While it would be unfair to characterize all of Duke’s actions as wholly detrimental to Durham, it is clear that Durham only benefits as a byproduct of Duke first fulfilling its own interests. The present-day light rail project fits neatly into a larger historical pattern, from Crest Street to hospital unionization to present-day real estate acquisitions driving displacement and gentrification. President Price’s recent announcement that he is “greatly” pained by those questioning Duke’s commitment to Durham demonstrates that he and the University at-large still fail to fully understand its history or think beyond its own narrow priorities. During the negotiations, Tallman Trask even suggested the light rail route should go through the Crest Street community instead of along Erwin Road, oblivious to any sense of historical irony. It’s possible the University withdrew from the light rail project for substantive and legitimate reasons. However, last week made clear that the University has not fully figured out how to engage fairly and productively with Durham. 

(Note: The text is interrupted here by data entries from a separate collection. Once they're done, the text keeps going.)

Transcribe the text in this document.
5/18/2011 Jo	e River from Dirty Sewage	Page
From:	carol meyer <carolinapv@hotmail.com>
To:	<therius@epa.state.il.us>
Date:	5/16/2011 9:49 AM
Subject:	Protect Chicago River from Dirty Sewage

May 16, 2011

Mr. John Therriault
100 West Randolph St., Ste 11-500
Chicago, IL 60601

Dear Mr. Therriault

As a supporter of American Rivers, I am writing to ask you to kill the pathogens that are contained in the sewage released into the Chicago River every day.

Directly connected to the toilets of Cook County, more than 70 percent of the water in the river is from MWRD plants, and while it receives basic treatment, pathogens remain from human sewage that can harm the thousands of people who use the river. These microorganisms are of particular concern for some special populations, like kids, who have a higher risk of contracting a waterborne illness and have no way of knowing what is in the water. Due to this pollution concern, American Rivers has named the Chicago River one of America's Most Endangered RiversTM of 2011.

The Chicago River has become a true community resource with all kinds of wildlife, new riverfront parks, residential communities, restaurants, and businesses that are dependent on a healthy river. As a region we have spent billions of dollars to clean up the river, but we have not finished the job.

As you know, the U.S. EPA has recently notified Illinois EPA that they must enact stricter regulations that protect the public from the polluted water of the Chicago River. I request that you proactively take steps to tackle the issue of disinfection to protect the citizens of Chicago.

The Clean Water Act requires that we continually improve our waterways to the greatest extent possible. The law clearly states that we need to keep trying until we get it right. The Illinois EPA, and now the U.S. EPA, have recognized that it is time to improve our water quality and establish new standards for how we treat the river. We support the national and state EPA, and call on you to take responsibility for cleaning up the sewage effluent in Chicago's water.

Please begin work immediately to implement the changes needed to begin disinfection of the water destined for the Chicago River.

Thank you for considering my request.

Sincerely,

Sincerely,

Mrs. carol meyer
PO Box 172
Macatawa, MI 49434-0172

Duke officials are accustomed to acting with impunity—senior administrative officials can fire workers for playing rap songs or allegedly hit parking attendants with their car without consequence. This, however, must end. Duke must be held accountable for every decision and action that impacts the community, for better or worse. We must demand that Duke engage substantively with the public in providing more information on its seemingly last-second light rail concerns and in all future decisions that impact Durham. If our worst fears are true—that Duke abused its power and influence and acted in bad faith when it pulled out of the light rail project—we must be prepared to petition, pressure and protest. 

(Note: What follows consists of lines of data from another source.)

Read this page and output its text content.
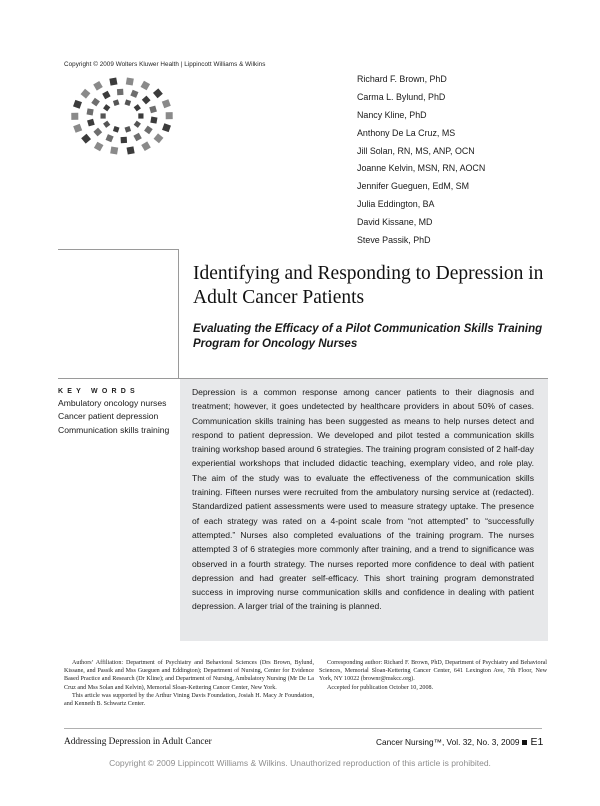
Copyright © 2009 Wolters Kluwer Health | Lippincott Williams & Wilkins
Richard F. Brown, PhD
Carma L. Bylund, PhD
Nancy Kline, PhD
Anthony De La Cruz, MS
Jill Solan, RN, MS, ANP, OCN
Joanne Kelvin, MSN, RN, AOCN
Jennifer Gueguen, EdM, SM
Julia Eddington, BA
David Kissane, MD
Steve Passik, PhD
Identifying and Responding to Depression in Adult Cancer Patients
Evaluating the Efficacy of a Pilot Communication Skills Training Program for Oncology Nurses
KEY WORDS
Ambulatory oncology nurses
Cancer patient depression
Communication skills training

Depression is a common response among cancer patients to their diagnosis and treatment; however, it goes undetected by healthcare providers in about 50% of cases. Communication skills training has been suggested as means to help nurses detect and respond to patient depression. We developed and pilot tested a communication skills training workshop based around 6 strategies. The training program consisted of 2 half-day experiential workshops that included didactic teaching, exemplary video, and role play. The aim of the study was to evaluate the effectiveness of the communication skills training. Fifteen nurses were recruited from the ambulatory nursing service at (redacted). Standardized patient assessments were used to measure strategy uptake. The presence of each strategy was rated on a 4-point scale from “not attempted” to “successfully attempted.” Nurses also completed evaluations of the training program. The nurses attempted 3 of 6 strategies more commonly after training, and a trend to significance was observed in a fourth strategy. The nurses reported more confidence to deal with patient depression and had greater self-efficacy. This short training program demonstrated success in improving nurse communication skills and confidence in dealing with patient depression. A larger trial of the training is planned.

Authors’ Affiliation: Department of Psychiatry and Behavioral Sciences (Drs Brown, Bylund, Kissane, and Passik and Mss Gueguen and Eddington); Department of Nursing, Center for Evidence Based Practice and Research (Dr Kline); and Department of Nursing, Ambulatory Nursing (Mr De La Cruz and Mss Solan and Kelvin), Memorial Sloan-Kettering Cancer Center, New York.

This article was supported by the Arthur Vining Davis Foundation, Josiah H. Macy Jr Foundation, and Kenneth B. Schwartz Center.

Corresponding author: Richard F. Brown, PhD, Department of Psychiatry and Behavioral Sciences, Memorial Sloan-Kettering Cancer Center, 641 Lexington Ave, 7th Floor, New York, NY 10022 (brownr@mskcc.org).

Accepted for publication October 10, 2008.

Addressing Depression in Adult Cancer	Cancer Nursing™, Vol. 32, No. 3, 2009 E1
Copyright © 2009 Lippincott Williams & Wilkins. Unauthorized reproduction of this article is prohibited.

More, addressing the fallout from Duke’s withdrawal is urgent. The success or failure of this project goes beyond vibrations or the back-and-forth between GoTriangle and Duke; this project impacts Durham’s development for decades to come and the ever-evolving relationship between Duke and Durham. In the words of city councilmember Mark-Anthony Middleton, “[Duke] should not, however, determine our future. If light rail dies, it won’t be because Duke killed it. It will be because Duke was allowed to kill it.” Ultimately, we can’t rely on Duke administration, or GoTriangle, or our local governments. We—students, workers, professors, community members —must assert our stake in building a better Durham and Duke.

So, here’s my ask to President Price and Executive Vice President Trask: there are two ways you can take seriously this history and the community’s outrage. Reverse yesterday’s decision and agree to the mediated negotiations offered by GoTriangle on March 4th and find a solution. Agree to take part in an open community forum—take the democratic step and show us you genuinely care about the future of Duke and Durham. 

Gino Nuzzolillo is a Trinity junior. His column with Trey Walk normally appears on alternate Tuesdays. Gino would like to thank Andrew Tan-Delli Cicchi for his archival project titled “Neighbors: A Narrative and Visual History of Duke's Influence on Durham's Low-Income Housing” which provided the background on Duke’s relationship to Crest Street.

Correction: This column was updated Saturday afternoon to clarify that Terry Sanford's presidency did not begin until after the construction of the freeway had already begun.